Why are shared proxies so cheap? +
The provider spreads the cost of each IP across many customers who use it simultaneously, so no single user pays for the full address. They are also usually datacenter IPs, which are inexpensive to provision at scale. That shared, high-density model is exactly what makes shared proxies the cheapest option — and also what introduces bad-neighbor and speed-contention trade-offs.
What is the bad neighbor effect? +
The bad-neighbor effect is when another customer sharing your IP misbehaves — spamming, abusing a site, or triggering anti-bot defenses — and gets the IP rate-limited or blocklisted. Since you share that address, your traffic inherits the damaged reputation even though you did nothing wrong. It is the main reason shared proxy reputation is unpredictable and why replacement policies matter.
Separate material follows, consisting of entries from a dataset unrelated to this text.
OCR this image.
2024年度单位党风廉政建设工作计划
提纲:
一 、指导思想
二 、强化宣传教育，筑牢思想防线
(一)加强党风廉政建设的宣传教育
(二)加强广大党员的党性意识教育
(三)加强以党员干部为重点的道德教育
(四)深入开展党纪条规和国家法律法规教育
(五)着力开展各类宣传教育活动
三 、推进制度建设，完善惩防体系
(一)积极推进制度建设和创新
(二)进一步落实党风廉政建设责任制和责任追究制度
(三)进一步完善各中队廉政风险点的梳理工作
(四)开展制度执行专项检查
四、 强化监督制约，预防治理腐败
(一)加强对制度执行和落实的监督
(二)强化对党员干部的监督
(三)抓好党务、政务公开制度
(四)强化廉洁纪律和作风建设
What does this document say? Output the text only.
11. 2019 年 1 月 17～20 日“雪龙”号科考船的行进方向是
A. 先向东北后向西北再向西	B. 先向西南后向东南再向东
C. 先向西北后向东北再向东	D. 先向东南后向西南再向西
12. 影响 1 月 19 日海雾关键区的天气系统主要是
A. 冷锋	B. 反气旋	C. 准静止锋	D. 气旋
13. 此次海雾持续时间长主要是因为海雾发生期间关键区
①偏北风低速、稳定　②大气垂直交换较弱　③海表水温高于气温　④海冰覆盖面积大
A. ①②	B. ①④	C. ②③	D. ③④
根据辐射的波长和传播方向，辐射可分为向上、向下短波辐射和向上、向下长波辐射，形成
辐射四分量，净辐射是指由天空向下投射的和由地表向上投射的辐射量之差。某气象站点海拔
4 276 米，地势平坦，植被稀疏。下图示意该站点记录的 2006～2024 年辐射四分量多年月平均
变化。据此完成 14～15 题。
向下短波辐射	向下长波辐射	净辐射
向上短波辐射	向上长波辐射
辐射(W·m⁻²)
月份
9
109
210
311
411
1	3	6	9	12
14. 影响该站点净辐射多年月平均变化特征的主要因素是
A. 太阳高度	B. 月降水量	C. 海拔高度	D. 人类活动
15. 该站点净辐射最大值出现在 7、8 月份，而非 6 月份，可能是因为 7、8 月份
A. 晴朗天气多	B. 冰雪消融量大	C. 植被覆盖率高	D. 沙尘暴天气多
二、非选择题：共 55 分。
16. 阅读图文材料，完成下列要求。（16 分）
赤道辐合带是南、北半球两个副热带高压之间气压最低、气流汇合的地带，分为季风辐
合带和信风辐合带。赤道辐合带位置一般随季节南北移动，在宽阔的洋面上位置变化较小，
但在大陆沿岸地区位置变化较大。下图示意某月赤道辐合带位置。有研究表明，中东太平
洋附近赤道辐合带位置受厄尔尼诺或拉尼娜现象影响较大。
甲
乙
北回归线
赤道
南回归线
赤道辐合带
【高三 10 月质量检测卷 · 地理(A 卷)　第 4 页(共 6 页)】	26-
When should I upgrade from shared proxies? +
Upgrade the moment a flagged or slow IP would break your workflow rather than just cause a retry. Account management, buying limited-stock items, ad verification, and scraping heavily protected targets all call for cleaner IPs. Move to dedicated proxies for exclusive, reliable datacenter IPs, or residential proxies when you need addresses that are much harder for tough sites to block.